The M.A. program in Judaic Studies at the University of Michigan is a comprehensive interdisciplinary course of graduate study for students who seek a deeper knowledge of Jewish culture, history, arts and letters. The M.A. offers an opportunity to study the rich culture and historical experience of the Jewish people, and their traditions, interactions with other cultures, and impact on world civilizations. Drawing upon our faculty and library resources, the M.A. program provides a comprehensive broad, balanced advanced education in Judaic Studies.
A minimum of 30 credits are required for the Judaic Studies M.A.:
- 13 credits in required courses from the Judaic Studies Categories
- 6–8 credits in language courses at the 400-level or above, or credit by placement exam
- 3 credits for the thesis or seminar paper. Students may elect to complete a 3 credit Independent Study to accompany the thesis or seminar paper
- 8 elective credits (14 credits for students who receive language credit by placement exam)
A thesis or substantial seminar paper of 10,000–15,000 words (40–60 pages) is required. It is recommended that students begin work on their thesis in the first semester of their second year. There will be no field work, work experience, internship, or similar requirements.
JUDAIC601: Introduction to Methods and Topics in Judaic Studies (3 credits)
This mandatory course introduces graduate students to the disciplines, texts, and methods of Jewish studies. Students read textual materials from various eras of Jewish history (from antiquity to the modern period) and current scholarly literature that illustrates critical and disciplinary approaches to these texts. Students should take this course in their first year.
A student who lacks a sufficient background in Judaic Studies, but who has an exceptionally strong academic record and GRE scores, may possibly be admitted to the program. He or she would be required to take JUDAIC505: Introduction to Jewish Civilization and Cultures.
(minimum of 10 credits)
Students are required to choose one course from each category: Literature & Culture; Jewish History and Social Science; and Classical & Modern Judaism. Students will not necessarily concentrate in a specific module. As long as they take a course from each of the three categories, they may choose any of the other courses offered.

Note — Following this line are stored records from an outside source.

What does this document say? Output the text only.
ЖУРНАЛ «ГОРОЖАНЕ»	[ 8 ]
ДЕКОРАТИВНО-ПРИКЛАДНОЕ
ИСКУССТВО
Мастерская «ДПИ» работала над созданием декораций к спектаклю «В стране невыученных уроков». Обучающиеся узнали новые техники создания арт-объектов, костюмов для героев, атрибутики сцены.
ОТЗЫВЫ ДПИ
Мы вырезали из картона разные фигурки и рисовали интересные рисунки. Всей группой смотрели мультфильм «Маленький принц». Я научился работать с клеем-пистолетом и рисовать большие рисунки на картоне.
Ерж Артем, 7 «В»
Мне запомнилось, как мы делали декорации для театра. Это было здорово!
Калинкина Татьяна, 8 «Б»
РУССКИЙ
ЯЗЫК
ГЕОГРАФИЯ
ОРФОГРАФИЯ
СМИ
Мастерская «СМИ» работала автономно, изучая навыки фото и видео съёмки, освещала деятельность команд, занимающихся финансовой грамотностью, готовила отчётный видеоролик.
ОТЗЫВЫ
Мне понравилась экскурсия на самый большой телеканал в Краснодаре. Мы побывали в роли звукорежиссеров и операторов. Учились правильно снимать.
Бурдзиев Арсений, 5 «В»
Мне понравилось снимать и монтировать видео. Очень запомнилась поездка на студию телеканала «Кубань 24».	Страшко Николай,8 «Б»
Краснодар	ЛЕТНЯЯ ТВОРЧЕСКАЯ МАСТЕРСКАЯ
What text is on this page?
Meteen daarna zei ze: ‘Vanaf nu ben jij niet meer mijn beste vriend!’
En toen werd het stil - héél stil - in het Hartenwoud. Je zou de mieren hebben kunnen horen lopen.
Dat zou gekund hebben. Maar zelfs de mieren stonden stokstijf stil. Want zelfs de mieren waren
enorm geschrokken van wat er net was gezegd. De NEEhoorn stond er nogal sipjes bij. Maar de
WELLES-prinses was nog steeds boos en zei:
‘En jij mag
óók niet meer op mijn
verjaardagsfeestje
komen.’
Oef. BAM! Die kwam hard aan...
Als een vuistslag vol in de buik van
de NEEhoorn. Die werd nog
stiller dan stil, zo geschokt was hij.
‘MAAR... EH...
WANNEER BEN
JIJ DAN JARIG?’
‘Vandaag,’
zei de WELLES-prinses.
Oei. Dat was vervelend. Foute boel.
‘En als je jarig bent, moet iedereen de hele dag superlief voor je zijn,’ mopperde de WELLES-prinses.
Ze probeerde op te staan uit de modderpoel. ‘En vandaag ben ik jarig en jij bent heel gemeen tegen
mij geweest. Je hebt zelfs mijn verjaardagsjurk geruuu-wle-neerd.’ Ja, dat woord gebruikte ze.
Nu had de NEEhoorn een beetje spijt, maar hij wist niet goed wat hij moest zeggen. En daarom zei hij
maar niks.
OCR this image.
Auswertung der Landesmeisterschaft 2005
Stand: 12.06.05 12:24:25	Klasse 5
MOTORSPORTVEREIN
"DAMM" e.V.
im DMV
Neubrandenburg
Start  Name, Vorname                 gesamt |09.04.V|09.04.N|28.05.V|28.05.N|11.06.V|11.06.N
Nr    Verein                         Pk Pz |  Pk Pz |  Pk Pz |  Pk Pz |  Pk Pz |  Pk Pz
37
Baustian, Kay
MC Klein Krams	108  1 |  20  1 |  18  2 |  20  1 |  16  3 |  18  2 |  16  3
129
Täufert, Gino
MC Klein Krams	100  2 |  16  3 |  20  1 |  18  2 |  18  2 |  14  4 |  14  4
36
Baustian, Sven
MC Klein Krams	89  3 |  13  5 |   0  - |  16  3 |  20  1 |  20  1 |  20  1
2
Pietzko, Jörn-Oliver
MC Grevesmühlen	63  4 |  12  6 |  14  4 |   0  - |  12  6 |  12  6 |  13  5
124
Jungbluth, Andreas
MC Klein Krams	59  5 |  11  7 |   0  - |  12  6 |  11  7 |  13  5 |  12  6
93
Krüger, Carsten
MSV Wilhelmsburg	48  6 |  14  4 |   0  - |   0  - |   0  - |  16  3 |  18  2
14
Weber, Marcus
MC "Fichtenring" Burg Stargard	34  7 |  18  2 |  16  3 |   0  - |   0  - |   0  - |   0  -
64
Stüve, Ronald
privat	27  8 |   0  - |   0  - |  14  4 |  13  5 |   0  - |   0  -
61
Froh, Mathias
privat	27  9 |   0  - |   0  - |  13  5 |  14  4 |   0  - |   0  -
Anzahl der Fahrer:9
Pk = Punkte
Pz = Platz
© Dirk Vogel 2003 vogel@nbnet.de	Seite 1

This includes courses offered by our Padnos Visiting Professor in Judaic Studies, an annual visitor for one semester, whose fields have ranged from history to film and video, Anglo-Jewish literature to Israeli politics.
It is recommended that students begin work on their thesis in the first semester of their second year. There will be no field work, work experience, internship or similar requirements.
All entering students are required to demonstrate second term (1 year) proficiency in Hebrew or Yiddish and, upon graduation, fourth term (2 year) proficiency. Those who come with fourth term proficiency should take a third year language. The Rackham Graduate School will not apply credit for language courses that are at a 300-level or below toward any graduate degree. However, such language instruction will serve as an instrumental factor in continued learning at the graduate level.